Interlude: to "pull" or "push"?

The profiles and membership views we've used so far are "pull" use cases. They materialize into a store (SQLite here, but as easily another stateful SQL or key/value DB) which provides storage for fully-reduced document instances, and which is queried on demand.

As such, the Flow derivations are largely stateless: during their processing transactions they roll up source documents in-memory, and at transaction close they commit combined documents to collection journals. Each combined document precisely reflects only the source documents read during the transaction. Aside from transaction checkpoints, there's no other state Flow maintains. Only by materializing the derivation are all of these partial roll-ups reduced into complete documents.

The other major class of use case is "push", where there's a down-stream action I want to take driven by a signal I've gleamed from source data. For example, perhaps I'll send an email or SMS the first time a user is added to a particular segment, and I'll do that by sending a Webhook or writing to a pub/sub topic -- types of materializations which are stateless, since Flow can't ask a Webhook for the prior version of a document.

That's a problem, because it wouldn't do to send an SMS every time the user reloads their browser. State has to be tracked somewhere, and so for this class of problem Flow provides registers.

Segment Toggles

This view filters events to those which change the user's status within a segment: events that transition a user from "added" to "removed" and vice versa. This behavior is mostly in service of making an interesting example and reducing data volume enough to be able to follow it.

Stop flowctl and generate.go, and start demo-webhook-api.js in another tab:

$ node examples/demo-webhook-api.js

This is a toy NodeJS web server which prints POST bodies to stdout. It also inserts a configured response delay (e.x. 500ms) to model slow APIs and back-pressure. Try altering the configured delay: Flow dynamically compensates by doing more (or less) reduction work per-transaction to match the throughput characteristics of the API.
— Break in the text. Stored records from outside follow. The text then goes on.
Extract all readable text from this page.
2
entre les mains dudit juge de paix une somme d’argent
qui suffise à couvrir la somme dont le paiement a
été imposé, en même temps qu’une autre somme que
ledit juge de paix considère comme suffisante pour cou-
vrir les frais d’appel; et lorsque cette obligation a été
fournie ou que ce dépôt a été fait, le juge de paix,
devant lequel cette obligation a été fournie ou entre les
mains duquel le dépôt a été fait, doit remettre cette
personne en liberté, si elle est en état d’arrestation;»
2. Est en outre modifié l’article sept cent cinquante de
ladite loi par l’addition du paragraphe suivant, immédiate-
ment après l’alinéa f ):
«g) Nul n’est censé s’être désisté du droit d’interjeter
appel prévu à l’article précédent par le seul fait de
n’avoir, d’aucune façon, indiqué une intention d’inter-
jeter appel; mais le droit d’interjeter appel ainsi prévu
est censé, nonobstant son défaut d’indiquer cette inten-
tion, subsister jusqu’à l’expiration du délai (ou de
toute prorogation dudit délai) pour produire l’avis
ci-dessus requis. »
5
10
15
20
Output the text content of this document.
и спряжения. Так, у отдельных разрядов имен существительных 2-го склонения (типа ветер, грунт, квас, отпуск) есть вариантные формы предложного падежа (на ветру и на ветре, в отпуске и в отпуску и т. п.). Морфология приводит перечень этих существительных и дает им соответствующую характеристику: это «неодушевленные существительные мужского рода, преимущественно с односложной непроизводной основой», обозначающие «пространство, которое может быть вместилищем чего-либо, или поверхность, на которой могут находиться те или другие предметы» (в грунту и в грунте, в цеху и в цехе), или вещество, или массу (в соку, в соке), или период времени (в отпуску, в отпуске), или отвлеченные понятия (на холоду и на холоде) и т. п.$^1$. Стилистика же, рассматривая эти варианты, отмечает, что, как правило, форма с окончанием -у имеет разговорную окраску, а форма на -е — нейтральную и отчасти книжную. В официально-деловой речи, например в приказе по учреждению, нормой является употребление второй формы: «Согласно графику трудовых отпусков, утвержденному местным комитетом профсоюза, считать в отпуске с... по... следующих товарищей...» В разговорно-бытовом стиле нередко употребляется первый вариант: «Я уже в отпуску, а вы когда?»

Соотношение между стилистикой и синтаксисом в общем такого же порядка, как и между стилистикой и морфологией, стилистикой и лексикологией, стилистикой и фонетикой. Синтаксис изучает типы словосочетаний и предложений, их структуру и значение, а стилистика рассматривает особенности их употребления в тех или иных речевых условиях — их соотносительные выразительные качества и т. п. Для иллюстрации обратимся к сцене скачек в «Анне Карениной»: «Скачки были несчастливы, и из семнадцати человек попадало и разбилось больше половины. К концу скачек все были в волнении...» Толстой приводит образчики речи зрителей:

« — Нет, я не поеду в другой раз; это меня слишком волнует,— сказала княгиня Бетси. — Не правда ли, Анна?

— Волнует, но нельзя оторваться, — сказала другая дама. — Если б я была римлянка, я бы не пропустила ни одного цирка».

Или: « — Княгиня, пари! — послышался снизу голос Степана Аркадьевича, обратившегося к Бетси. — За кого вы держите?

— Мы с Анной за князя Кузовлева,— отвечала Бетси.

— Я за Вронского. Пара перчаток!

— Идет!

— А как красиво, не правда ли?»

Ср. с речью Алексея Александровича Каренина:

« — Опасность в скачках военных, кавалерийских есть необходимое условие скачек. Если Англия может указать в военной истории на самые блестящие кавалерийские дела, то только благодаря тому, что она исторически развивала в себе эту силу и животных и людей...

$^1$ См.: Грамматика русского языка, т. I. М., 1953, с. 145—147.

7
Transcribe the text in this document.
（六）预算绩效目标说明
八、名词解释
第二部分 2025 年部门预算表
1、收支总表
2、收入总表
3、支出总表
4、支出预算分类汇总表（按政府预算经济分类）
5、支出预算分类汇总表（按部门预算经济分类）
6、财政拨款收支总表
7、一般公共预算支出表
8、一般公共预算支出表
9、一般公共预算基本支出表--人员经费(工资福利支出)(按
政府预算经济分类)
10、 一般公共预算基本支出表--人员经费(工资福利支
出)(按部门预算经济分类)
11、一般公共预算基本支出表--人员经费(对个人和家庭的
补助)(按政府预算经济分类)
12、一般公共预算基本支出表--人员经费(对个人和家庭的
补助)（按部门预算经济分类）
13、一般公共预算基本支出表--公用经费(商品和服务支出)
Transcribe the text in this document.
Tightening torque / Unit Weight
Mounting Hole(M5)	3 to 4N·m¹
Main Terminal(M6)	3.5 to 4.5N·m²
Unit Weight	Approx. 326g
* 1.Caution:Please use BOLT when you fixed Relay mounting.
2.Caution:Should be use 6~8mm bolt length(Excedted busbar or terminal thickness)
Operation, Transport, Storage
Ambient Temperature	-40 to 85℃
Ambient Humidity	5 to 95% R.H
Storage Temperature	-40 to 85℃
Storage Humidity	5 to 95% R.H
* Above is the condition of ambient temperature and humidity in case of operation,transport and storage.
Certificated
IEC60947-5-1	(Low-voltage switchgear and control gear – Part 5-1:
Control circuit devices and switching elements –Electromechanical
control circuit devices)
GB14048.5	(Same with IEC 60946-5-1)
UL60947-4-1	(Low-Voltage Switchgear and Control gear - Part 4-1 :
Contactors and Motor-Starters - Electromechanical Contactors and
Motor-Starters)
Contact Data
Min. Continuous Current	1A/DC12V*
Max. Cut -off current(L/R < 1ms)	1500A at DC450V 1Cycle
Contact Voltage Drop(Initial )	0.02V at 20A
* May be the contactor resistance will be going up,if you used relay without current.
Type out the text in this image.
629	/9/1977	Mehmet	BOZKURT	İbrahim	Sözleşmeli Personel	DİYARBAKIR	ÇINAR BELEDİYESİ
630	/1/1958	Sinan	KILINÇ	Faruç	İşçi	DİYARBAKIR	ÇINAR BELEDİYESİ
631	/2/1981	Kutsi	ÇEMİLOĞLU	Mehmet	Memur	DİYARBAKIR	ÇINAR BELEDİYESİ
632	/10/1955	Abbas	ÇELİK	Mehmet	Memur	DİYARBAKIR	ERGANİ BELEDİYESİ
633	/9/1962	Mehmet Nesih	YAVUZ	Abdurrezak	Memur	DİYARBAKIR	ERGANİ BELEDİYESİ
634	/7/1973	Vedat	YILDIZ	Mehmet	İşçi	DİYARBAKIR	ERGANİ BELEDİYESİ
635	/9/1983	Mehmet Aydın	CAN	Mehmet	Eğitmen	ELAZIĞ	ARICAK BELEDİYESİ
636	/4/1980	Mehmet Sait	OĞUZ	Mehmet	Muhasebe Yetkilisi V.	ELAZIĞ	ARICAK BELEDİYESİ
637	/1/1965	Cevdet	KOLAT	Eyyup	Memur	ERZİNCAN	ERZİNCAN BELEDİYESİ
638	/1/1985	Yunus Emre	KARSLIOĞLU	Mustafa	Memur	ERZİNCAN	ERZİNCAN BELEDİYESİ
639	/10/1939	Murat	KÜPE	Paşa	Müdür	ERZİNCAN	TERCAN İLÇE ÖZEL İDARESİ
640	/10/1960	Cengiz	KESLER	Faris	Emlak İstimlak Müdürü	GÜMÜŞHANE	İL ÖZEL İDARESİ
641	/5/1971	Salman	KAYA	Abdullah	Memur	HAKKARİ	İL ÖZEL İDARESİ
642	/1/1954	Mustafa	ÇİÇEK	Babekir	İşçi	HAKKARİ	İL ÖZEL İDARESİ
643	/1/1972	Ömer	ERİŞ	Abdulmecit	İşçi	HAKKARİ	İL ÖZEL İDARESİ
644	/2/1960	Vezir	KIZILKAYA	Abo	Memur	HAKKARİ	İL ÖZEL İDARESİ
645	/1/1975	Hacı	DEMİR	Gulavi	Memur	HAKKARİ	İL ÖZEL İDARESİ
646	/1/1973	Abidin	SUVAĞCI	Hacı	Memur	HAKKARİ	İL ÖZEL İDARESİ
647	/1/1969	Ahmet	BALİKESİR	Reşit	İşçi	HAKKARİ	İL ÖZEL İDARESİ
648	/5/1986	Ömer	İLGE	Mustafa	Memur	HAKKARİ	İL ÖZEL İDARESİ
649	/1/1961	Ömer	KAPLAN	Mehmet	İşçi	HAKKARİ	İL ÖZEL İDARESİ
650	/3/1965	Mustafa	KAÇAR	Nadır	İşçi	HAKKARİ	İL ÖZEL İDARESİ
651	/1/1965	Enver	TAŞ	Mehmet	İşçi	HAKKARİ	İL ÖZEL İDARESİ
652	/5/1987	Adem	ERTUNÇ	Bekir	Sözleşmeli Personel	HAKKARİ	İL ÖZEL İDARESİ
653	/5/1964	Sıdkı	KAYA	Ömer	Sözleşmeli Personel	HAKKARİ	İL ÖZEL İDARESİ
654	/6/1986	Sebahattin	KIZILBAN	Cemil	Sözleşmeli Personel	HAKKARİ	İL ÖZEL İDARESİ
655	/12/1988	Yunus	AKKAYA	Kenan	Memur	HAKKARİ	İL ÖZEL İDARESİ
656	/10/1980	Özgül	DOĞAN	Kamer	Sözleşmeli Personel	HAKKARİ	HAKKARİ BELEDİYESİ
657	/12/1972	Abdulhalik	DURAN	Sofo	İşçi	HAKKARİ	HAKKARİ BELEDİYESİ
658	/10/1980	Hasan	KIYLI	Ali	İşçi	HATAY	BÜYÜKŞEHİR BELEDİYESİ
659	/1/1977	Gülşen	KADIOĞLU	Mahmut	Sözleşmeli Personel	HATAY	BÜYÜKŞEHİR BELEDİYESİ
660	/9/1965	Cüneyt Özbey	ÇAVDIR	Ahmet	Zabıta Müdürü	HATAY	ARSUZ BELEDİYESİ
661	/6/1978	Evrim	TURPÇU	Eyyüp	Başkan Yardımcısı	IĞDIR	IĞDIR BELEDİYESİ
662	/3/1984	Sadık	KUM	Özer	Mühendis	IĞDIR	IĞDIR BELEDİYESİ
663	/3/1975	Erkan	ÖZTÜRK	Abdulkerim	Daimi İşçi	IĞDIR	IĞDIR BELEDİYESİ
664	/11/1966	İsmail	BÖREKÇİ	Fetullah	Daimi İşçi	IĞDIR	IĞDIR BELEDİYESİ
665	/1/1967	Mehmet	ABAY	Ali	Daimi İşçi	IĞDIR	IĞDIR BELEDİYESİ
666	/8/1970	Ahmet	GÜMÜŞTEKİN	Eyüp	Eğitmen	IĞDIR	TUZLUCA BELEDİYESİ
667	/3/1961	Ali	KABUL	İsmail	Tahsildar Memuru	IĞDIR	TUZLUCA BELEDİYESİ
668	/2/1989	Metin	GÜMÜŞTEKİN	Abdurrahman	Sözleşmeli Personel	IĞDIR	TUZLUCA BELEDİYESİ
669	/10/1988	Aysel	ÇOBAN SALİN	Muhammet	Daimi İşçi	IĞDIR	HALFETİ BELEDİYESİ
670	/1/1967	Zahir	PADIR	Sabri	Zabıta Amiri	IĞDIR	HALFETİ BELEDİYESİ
Uncomment / enable a materialization of toggles to the webhook in flow.yaml, and then start flowctl develop again:

materializations:
    - endpoint:
          name: example/webhook-api
      source:
          name: examples/segment/toggles

If you had previously let the generator run for a while, after a moment you'll see a very large batch of documents POST-ed to the API as the new materialization back-fills over historical data in the collection. Now start generate.go again. You'll see rapid, ongoing output from the webhook server.

Cleanup

Stop flowctl, remove the flowctl_develop runtime directory, and remove examples/examples.db to complete a development session and restore to a pristine state. If you're working from a Git clone of the Flow repo, simply git clean -f -d.

Extras #1: "push" profiles

Some services would prefer to consume a complete set of segments with each update of a given user, rather than an incremental delta of changes. The profiles derivation can be updated to do this. See comments in flow.yaml and flow.ts to try it out.

Extras #2: Turn up the heat.

We've been running 1K events per second, which any reasonable hardware should be able to comfortably manage. Keep in mind, for every event Flow is:

  • Validating and ingesting via Websocket into collection examples/segment/events.
  • Deriving profiles, memberships, and toggles: running TypeScript lambdas, combining and reducing outputs, and validating the schema of every read or written document along the way.
  • Indexing registers via RocksDB, managing transaction checkpoints, and maintaining recovery logs to ensure that transaction semantics are maintained and that registers are durable.
  • Writing and compressing data fragments for events, profiles, and memberships.
  • Performing precise, incremental materializations of the profiles and memberships SQLite tables.

In a production setting these tasks would be assigned across a fleet of hardware. flowctl develop is essentially the production Flow runtime, shrunk down into a single process. It's quite early -- we haven't begun performance optimization in earnest -- but on the author's hardware (AMD Ryzen 9 3900X), Flow currently manages 10K events per second with 5-700% CPU utilization.